The Ensign Retirement Plan has reduced its annual management charges and introduced an income drawdown facility, in a bid to better prepare members for retirement.
The shipping and maritime industry-wide defined contribution (DC) master trust lowered its annual charges from 0.36% to 0.31% on 1 April.
The in-scheme income drawdown facility will mean members no longer having to transfer their money out of the plan in order to use income drawdown, as well as a tailored financial guidance and advice offering, to help members in their transition from work to retirement.
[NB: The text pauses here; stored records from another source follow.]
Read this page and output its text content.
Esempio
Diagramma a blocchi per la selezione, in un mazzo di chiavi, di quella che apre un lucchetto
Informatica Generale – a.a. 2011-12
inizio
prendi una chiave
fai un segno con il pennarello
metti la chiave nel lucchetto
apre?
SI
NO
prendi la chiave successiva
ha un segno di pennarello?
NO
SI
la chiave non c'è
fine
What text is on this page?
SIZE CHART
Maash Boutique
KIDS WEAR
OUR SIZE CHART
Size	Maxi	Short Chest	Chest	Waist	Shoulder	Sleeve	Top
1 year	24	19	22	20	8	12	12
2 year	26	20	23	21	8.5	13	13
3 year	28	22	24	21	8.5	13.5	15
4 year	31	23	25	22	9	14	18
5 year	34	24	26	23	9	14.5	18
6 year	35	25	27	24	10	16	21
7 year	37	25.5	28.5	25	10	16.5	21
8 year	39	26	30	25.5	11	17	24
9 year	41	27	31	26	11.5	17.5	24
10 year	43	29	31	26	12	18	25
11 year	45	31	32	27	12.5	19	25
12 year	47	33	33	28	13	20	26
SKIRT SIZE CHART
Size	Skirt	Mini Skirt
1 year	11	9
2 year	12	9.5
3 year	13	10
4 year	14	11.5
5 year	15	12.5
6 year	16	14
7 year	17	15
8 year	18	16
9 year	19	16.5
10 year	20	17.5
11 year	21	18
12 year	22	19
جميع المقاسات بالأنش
The move comes alongside the three-year anniversary of the pension freedoms.
The not-for-profit, occupational scheme's chief executive Andrew Waring said a well-run, sustainable pension scheme should not only provide a decent retirement income for members, but should benefit employers by providing them with an effective aid to recruitment and retention, while keeping costs down. "This reduction in charges demonstrates our commitment to reducing the pension burden for employers, while ensuring scheme members keep as much of their savings as possible," he said.
"And by introducing an in-house income drawdown facility along with personalised guidance for members approaching retirement, we are providing tangible proof that a well-run DC pension scheme can make a real difference to the overall retirement planning of its members."
The master trust is run by, and for, the maritime industry. It has no shareholders, and therefore, does not pay dividends. Since its launch in 2015, over 80 maritime industry employers have signed up to the scheme, along with around 2000 employees. By July this year, the scheme expects to have 4,300 members.